If 2012 will be a disaster, 2013 will be the sunrise after a wicked storm with the inauguration of President Romney and high numbers of responsible Republicans in Congress.
I Plan on spending a quiet New Years evening with the wife, drinking some good wine and listening to Tchaikovsky's 1st and 4th Symphonies as conducted by the legendary Arturo Toscanini (for the record Tchaikovsky's 5th symphony is highly superificial and over-rated). I am certain that the lot of you will be drawing your beer from rusty kegs and vomiting in the streets to the tune of the latest rock and roll dribble. Nevertheless, make it a safe night and if it turns out otherwise, you have only yourselves to blame. Personal responsibility is the word.
Sadly, I will see most of you next year. Until then, Happy New Year and....Class Dismissed!!!!!!!!!!!

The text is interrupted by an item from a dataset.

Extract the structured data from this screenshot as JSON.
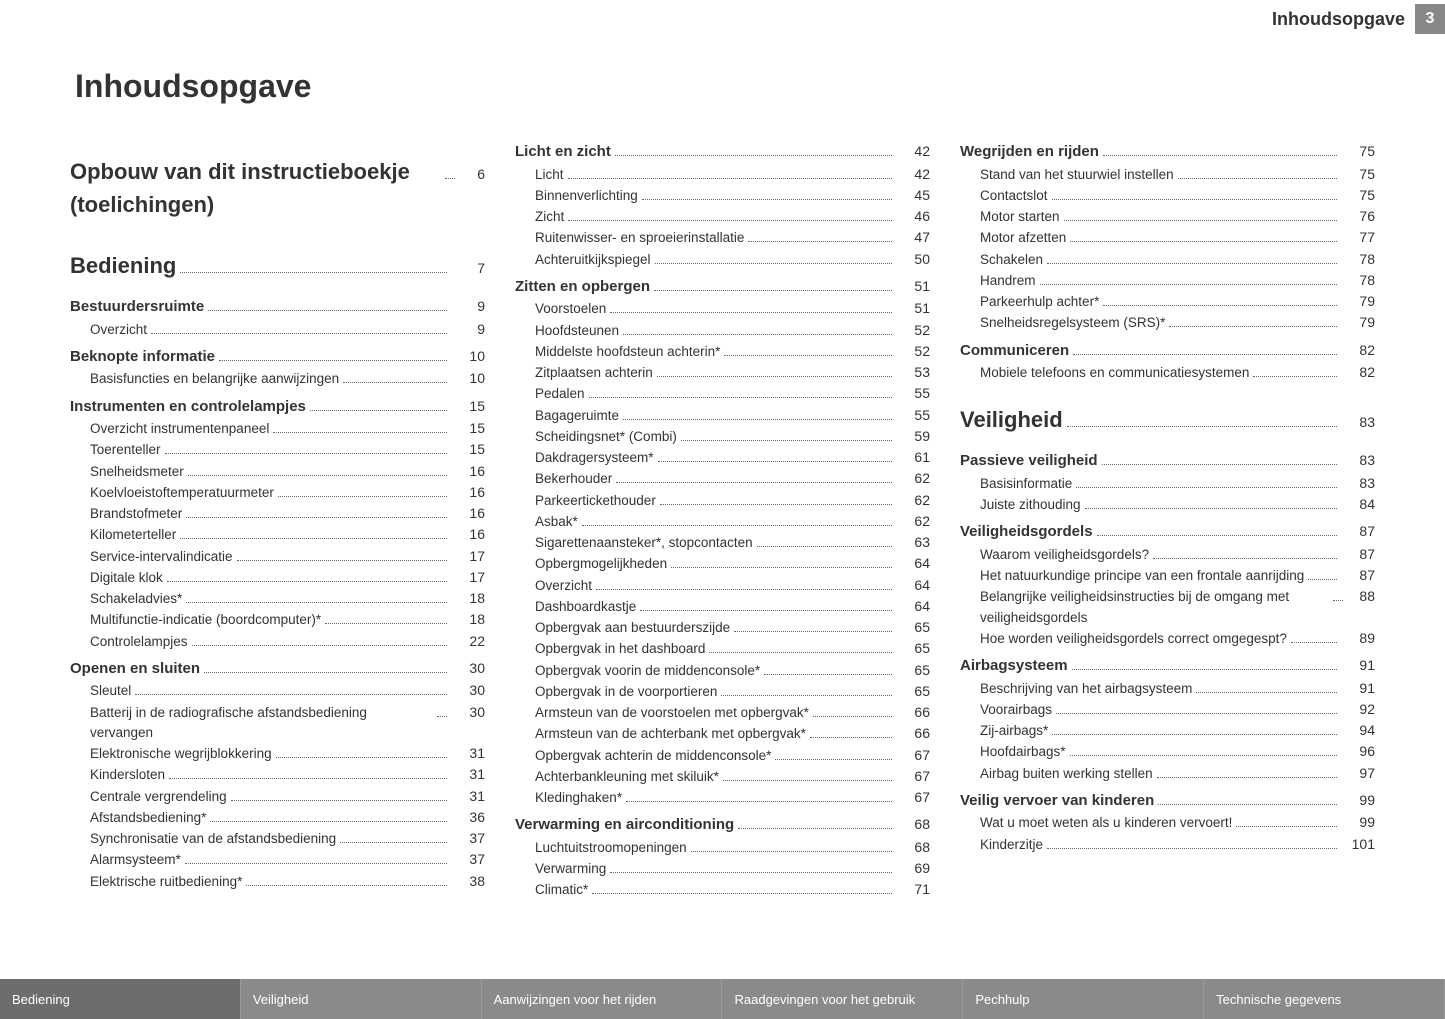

At 1:29 PM, Anonymous Anonymous said...

and now on a more upbeat note:

Happy New Year, Yonkstur

We wish you good health and we wish you well in your future endeavors.

Pete Cassidy

At 1:35 AM, Anonymous Anonymous said...

Paul Splitorff played with the Kansas City Royals, not the KC A's. He came up with them in 1969, their first year. The A's were already in Oakland by then. Little minor typo, Yonk.

At 10:08 AM, Blogger David Yonki said...

Paul Splitorff played with the Kansas City Royals, not the KC A's. He came up with them in 1969, their first year. The A's were already in Oakland by then. Little minor typo, Yonk.